In Issue #9, we want to give space to the communities that are greatly suffering the consequences of ‘our’ lifestyles but won’t make it to the headlines; to the individuals who, like Edelsin, won’t be given a voice in the discussion. They are both the most affected by the climate crisis, and the most active campaigners to save the planet, and their homes.
Hivos connected us with Reginald Saria and Ashura Huruko, two entrepreneurs from rural Tanzania who are fostering productive use of renewable energy to increase productivity. On that theme, we also invited journalist Kimani Chege to talk about how East-African countries are seeking the right energy mix — read their articles in The Beam #9.
“Women’s knowledge, empowerment and collective action are central to building environmentally sustainable pathways to sustainable energy access,” writes Mariama Kamara, who explains how women in Sierra Leone are the invisible force of the energy transition. It’s not just in Sierra Leone that women play an important role in the energy transition. In Senegal, Seynabou is one of many women working to increase energy access and fight gender inequality across Africa. Find out more about their stories in The Beam #9.

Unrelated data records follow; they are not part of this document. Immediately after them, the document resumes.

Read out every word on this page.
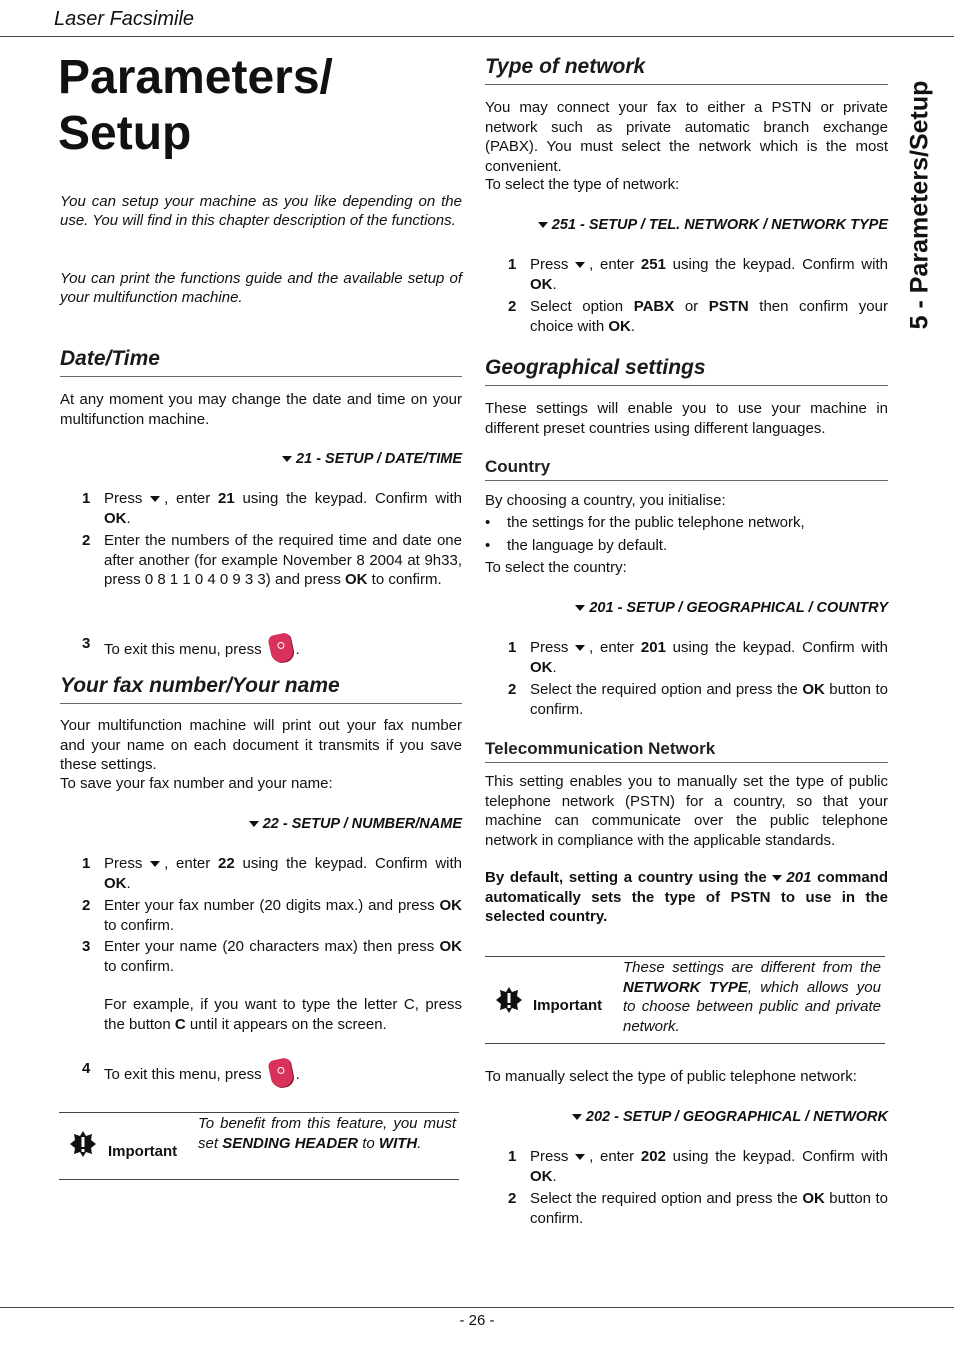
Laser Facsimile
5 - Parameters/Setup
Parameters/
Setup
You can setup your machine as you like depending on the use. You will find in this chapter description of the functions.
You can print the functions guide and the available setup of your multifunction machine.
Date/Time
At any moment you may change the date and time on your multifunction machine.
21 - SETUP / DATE/TIME
1 Press , enter 21 using the keypad. Confirm with OK.
2 Enter the numbers of the required time and date one after another (for example November 8 2004 at 9h33, press 0 8 1 1 0 4 0 9 3 3) and press OK to confirm.
3 To exit this menu, press .
Your fax number/Your name
Your multifunction machine will print out your fax number and your name on each document it transmits if you save these settings.
To save your fax number and your name:
22 - SETUP / NUMBER/NAME
1 Press , enter 22 using the keypad. Confirm with OK.
2 Enter your fax number (20 digits max.) and press OK to confirm.
3 Enter your name (20 characters max) then press OK to confirm.
For example, if you want to type the letter C, press the button C until it appears on the screen.
4 To exit this menu, press .
Important
To benefit from this feature, you must set SENDING HEADER to WITH.
Type of network
You may connect your fax to either a PSTN or private network such as private automatic branch exchange (PABX). You must select the network which is the most convenient.
To select the type of network:
251 - SETUP / TEL. NETWORK / NETWORK TYPE
1 Press , enter 251 using the keypad. Confirm with OK.
2 Select option PABX or PSTN then confirm your choice with OK.
Geographical settings
These settings will enable you to use your machine in different preset countries using different languages.
Country
By choosing a country, you initialise:
• the settings for the public telephone network,
• the language by default.
To select the country:
201 - SETUP / GEOGRAPHICAL / COUNTRY
1 Press , enter 201 using the keypad. Confirm with OK.
2 Select the required option and press the OK button to confirm.
Telecommunication Network
This setting enables you to manually set the type of public telephone network (PSTN) for a country, so that your machine can communicate over the public telephone network in compliance with the applicable standards.
By default, setting a country using the 201 command automatically sets the type of PSTN to use in the selected country.
Important
These settings are different from the NETWORK TYPE, which allows you to choose between public and private network.
To manually select the type of public telephone network:
202 - SETUP / GEOGRAPHICAL / NETWORK
1 Press , enter 202 using the keypad. Confirm with OK.
2 Select the required option and press the OK button to confirm.
- 26 -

“It is time we make indigenous groups part of the decision making in terms of environmental policies but we can’t do so until we treat them with respect and guarantee them a decent standard of living and basic human rights.”
While gender has been increasingly integrated into the context of climate action, gender inequalities are still blatant when it comes to energy access and uses. In Rajasthan and Mexico for instance, “gender inequalities limit women’s access to finance streams, information or training for using sustainable energy sources”.
In an interview in The Beam #9, Mexican designer Fernando Laposse says: “It is time we make indigenous groups part of the decision making in terms of environmental policies but we can’t do so until we treat them with respect and guarantee them a decent standard of living and basic human rights.” This is fundamental. We need to listen to the voices of the real individuals who are truly paying the high cost of the climate breakdown.
This is not about economic growth, markets and profits. It’s about sustaining life on earth. And on that matter, we have a lot to learn from these communities we often look at with indifference or arrogance, and only 12 years left to change everything.